Zum Inhalt springen

Tag 66

Zonen der Unsicherheit. Leipziger Straße/Wilhelmstraße/

In einem Ausstellungstext von 1990 schreibt Heiner Müller: „Nach Abschied vom Gleichgewicht des Schreckens betreten wir eine Zone der Unsicherheit.“ Die Zone der Unsicherheit existiert noch, derzeit dehnt sie sich aus und ist im Bild Berlins ablesbar an seinen neuralgischen Punkten. Solche Punkte sind, immer noch, in Nähe des früheren Grenzverlaufs auf der Straße zu finden. Das eigentlich Unsichere ist ungleich schwerer auszumachen in einer Metropole, die mit Recht als Hauptstadt der Neurosen bezeichnet werden kann. BERLIN TWOHEARTED CITY ist Müllers Text überschrieben (ein Titel, der einfach unmöglich ist).

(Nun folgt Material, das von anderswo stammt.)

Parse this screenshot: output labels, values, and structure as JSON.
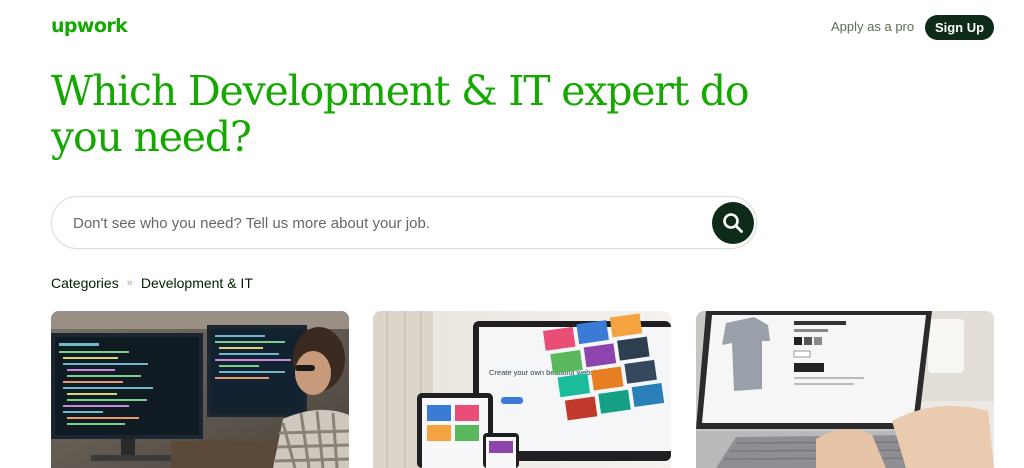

Die Zone der Unsicherheit, die das Weichbild Berlins umschließt, ist nicht neu; sie ist Grundlage und Konstitution dieser Stadt. Was Benjamin im Denkbild „Marseille“ anmerkt: „Weichbilder sind der Ausnahmezustand der Stadt, das Terrain, auf dem ununterbrochen die große Entscheidungsschlacht zwischen Stadt und Land tobt“, kann vielleicht für alle Städte gelten, aber keine Stadt baut auf diesen Ausnahmezustand so sehr wie Berlin.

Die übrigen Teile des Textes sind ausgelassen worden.